On constate donc que même les conservateurs appuient l'État dans son offensive pour développer et investir dans le développement durable, en l'occurrence ici dans les transports en commun. Devant les défis sociaux, médicaux et environnementaux auxquels nous sommes confrontés, nous devons penser l'exploitation des sables bitumineux d'une manière responsable. On doit investir les retombées dans un ensemble de mesures promptes à faire avancer la société : on doit utiliser cet argent pour les écoles, pour les bibliothèques, pour favoriser l'agriculture biologique et la rendre accessible, pour construire entretenir des infrastructures sportives, pour favoriser les arts et l'épanouissement de la culture, pour la recherche et le développement, bref on doit «laver» ces sables en investissant dans des mesures pour améliorer la santé et le bonheur des citoyens. Autrement dit, on doit se servir de l'argent généré par l'exploitation desdits sables pour «racheter» en quelque sorte le bilan négatif que l'extraction et la consommation, encore nécessaire au demeurant, me manquent pas de provoquer.
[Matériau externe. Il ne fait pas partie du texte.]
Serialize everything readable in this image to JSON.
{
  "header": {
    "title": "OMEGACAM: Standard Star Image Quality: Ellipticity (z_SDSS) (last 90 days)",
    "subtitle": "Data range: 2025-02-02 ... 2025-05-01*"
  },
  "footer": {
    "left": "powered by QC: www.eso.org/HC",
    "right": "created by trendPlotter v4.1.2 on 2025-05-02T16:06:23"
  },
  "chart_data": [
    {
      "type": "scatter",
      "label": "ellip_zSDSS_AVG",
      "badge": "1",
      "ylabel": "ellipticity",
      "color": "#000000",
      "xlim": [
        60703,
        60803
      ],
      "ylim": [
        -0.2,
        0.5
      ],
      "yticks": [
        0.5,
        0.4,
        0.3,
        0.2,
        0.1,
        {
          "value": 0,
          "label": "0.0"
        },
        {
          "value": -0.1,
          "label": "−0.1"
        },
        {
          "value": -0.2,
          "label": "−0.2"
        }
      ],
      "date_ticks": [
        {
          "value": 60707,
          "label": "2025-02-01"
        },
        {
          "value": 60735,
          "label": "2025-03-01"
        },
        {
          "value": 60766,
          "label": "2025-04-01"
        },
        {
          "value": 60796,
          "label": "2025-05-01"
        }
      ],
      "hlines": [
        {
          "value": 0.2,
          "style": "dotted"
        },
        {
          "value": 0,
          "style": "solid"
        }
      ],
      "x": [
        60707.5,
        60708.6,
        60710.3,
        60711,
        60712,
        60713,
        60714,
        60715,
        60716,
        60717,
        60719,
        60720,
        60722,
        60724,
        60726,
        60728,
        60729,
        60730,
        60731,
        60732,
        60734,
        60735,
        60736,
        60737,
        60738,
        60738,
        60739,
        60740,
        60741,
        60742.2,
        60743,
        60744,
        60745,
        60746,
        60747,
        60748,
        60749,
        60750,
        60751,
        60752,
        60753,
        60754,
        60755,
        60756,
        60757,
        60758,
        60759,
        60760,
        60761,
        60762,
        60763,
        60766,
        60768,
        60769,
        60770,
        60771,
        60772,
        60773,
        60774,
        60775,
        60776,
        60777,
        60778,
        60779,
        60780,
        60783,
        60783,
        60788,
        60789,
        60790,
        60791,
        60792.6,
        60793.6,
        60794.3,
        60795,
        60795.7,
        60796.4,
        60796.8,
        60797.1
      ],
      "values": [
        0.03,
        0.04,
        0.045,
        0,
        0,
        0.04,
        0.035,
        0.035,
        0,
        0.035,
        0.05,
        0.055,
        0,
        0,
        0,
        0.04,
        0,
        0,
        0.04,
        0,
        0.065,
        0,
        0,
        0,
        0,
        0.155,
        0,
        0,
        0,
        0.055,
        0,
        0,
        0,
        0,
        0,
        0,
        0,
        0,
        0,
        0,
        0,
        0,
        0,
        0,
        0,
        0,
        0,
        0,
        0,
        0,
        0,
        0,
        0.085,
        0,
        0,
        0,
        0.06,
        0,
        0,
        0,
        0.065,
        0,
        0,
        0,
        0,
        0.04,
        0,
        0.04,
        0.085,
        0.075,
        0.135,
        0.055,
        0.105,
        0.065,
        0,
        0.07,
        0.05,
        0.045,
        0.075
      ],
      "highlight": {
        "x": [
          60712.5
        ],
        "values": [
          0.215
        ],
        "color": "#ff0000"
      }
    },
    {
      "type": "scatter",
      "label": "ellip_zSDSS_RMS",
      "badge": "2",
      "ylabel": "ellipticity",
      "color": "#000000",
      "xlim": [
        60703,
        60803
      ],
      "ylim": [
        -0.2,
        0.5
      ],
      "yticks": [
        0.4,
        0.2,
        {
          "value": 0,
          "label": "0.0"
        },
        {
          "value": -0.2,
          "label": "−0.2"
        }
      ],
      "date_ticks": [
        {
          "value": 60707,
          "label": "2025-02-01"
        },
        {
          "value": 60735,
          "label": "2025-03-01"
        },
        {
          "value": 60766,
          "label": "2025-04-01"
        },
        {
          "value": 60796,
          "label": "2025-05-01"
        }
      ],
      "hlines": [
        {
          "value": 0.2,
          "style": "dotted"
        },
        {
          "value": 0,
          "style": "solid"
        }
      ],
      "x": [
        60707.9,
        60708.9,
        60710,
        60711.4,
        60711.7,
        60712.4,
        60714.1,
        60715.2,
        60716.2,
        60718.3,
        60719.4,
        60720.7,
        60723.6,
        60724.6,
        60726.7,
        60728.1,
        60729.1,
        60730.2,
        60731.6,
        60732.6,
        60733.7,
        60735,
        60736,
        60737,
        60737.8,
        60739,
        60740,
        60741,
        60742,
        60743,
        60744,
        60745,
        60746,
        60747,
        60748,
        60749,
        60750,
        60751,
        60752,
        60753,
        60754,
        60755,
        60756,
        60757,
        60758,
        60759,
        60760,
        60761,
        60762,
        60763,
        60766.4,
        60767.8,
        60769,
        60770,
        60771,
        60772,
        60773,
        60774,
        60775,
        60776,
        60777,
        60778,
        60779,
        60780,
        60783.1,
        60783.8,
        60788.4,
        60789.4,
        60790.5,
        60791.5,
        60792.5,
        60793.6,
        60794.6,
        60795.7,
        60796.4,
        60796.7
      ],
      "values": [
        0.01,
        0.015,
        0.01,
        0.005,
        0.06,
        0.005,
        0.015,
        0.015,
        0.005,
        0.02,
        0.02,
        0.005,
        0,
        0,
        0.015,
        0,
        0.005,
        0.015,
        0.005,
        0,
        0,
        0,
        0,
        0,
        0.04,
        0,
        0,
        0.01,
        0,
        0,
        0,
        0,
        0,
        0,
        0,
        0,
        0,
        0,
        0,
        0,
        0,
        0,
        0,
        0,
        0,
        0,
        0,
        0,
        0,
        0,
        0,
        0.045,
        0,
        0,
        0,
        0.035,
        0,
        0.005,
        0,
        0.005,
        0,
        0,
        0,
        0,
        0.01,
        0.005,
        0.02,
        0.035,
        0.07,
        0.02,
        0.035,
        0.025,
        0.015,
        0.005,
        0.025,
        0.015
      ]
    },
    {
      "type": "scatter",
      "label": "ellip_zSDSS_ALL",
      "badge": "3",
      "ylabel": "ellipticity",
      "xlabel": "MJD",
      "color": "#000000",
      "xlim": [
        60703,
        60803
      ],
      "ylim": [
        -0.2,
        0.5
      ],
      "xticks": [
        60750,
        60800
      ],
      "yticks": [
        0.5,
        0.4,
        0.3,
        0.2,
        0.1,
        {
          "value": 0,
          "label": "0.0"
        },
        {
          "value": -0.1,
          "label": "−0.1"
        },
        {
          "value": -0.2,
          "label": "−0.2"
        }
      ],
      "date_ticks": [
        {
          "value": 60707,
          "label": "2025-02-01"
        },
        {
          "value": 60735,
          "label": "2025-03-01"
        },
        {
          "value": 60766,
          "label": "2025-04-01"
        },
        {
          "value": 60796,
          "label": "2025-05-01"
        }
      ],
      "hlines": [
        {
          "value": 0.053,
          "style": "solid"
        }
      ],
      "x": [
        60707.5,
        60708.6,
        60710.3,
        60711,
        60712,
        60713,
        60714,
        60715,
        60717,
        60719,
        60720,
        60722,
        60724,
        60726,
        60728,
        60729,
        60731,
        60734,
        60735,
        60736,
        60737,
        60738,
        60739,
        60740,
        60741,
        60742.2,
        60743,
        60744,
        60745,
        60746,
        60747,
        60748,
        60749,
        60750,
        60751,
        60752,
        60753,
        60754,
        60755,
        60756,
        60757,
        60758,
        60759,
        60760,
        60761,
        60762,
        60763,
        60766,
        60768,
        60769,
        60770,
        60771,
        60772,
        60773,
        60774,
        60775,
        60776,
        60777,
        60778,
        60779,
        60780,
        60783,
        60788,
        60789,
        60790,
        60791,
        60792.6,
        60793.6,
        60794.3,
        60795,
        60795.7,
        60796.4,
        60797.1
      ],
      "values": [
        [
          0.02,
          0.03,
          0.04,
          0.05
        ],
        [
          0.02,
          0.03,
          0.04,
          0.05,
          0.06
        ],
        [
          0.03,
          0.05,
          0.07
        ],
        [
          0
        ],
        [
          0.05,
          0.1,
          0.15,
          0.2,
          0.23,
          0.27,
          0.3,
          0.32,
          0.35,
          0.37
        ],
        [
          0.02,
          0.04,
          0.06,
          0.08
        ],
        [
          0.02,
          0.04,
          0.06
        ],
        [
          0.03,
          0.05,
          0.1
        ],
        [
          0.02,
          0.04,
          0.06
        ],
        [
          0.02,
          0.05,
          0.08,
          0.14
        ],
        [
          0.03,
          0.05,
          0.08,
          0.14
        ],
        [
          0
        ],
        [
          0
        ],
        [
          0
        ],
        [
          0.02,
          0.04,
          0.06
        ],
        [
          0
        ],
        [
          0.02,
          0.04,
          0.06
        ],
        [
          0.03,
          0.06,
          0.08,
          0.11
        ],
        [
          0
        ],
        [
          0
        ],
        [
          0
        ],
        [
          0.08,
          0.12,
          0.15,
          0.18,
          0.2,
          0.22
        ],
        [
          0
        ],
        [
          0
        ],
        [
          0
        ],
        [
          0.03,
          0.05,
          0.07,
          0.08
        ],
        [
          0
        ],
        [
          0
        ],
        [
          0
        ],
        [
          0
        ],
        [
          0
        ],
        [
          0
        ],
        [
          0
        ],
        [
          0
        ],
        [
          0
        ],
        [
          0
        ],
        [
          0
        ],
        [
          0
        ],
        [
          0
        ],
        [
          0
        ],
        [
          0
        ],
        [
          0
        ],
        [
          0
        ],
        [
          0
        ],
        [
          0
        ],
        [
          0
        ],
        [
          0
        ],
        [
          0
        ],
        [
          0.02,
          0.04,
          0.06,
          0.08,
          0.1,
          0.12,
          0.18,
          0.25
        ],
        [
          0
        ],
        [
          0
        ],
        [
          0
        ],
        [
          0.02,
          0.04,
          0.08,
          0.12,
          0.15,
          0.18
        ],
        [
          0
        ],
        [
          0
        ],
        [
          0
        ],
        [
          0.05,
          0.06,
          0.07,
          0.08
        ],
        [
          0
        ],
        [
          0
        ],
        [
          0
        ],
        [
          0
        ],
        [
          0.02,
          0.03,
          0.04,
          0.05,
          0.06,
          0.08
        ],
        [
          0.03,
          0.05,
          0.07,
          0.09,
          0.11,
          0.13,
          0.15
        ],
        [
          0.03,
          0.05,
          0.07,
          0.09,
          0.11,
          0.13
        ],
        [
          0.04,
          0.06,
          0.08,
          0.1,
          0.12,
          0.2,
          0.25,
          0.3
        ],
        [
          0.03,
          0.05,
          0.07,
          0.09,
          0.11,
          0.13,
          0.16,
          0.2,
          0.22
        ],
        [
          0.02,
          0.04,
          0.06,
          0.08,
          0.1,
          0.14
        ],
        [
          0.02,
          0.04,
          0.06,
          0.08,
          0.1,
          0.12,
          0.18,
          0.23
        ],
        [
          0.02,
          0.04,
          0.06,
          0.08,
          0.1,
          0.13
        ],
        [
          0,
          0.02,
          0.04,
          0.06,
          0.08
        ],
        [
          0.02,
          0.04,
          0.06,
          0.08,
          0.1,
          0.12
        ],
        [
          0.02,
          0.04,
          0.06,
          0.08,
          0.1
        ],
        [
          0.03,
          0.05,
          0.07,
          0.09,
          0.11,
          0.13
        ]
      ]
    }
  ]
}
Si on ne fait que profiter de la manne sans l'investir, nous gaspillons d'une manière honteuse ce que la nature avait mis à notre disposition. C'est comme si nous mangions la poule aux oeufs d'or. Par ailleurs, nous ne devons pas oublier que les richesses dont nous faisons l'extraction sont un emprunt aux générations futures, nous n'avons pas le droit dilapider stupidement un tel capital.